Ce sera l’un des gros morceaux de l’année 2023: le bilan mondial. La COP 29 devra faire le bilan mondial des politiques nationales. Pour ce faire, les gouvernements devront lister émissions, actions d’atténuation et d’adaptation, financements. Grosse victoire (encore symbolique pour l’instant): les pays les plus vulnérables pourront estimer le coût des conséquences du réchauffement sur leur territoire et le montant des pertes économiques, sociales, environnementales. De quoi donner un coup de pouce au mécanisme des Pertes et dommages, bâti en 2013 sur les rives de la Vistule, lors de la COP 19. Comme prévu, le premier bilan annuel sera réalisé en 2023, les autres suivront selon un rythme quinquennal.

Talanoa relance l’ambition

Le dialogue Talanoa ne figure pas dans l’Accord de Paris. Et pour cause. Lancé en 2017 par la présidence fidjienne de la COP, ce successeur du dialogue de facilitation vise à faire un pré-bilan des actions et des pratiques mises en œuvre.
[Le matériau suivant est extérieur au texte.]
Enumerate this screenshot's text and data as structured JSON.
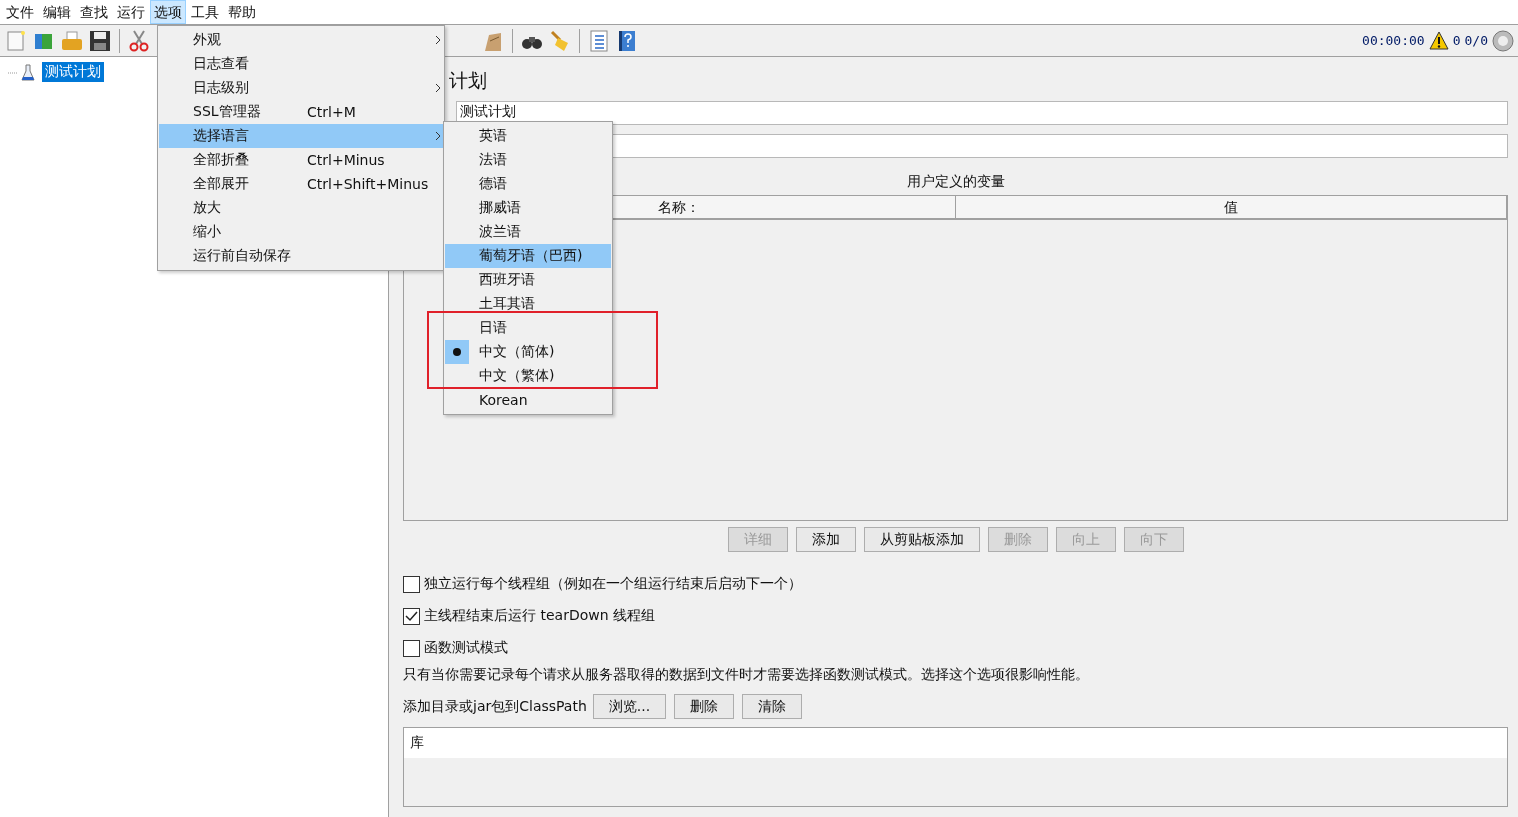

Close à Katowice, cette discussion s’est achevée par un appel solennel: baisser de moitié les émissions mondiales d’ici 2030, maintenir une action multilatéraliste, faire agir de concert gouvernements et acteurs non étatiques. De quoi inciter les pays à renforcer sensiblement leurs ambitions dans les prochaines années. Ce à quoi l’Accord de Katowice ne les oblige pas formellement.

Des bilans minorés. Les futurs bilans nationaux d’émission de gaz à effet de serre devront avoir suivi les méthodologies définies par le Giec en 2006. Problème: cette méthode minore le pouvoir de réchauffement global du méthane (PRG de 21 à l’époque contre 28 aujourd’hui). Les bilans devront, en outre, utiliser le PRG sur 100 ans. Or la durée de vie du méthane n’excède pas une dizaine d’années. Pour remettre les pendules à l’heure, sept climatologues préconisent de donner 2.800 comme valeur de PRG au méthane.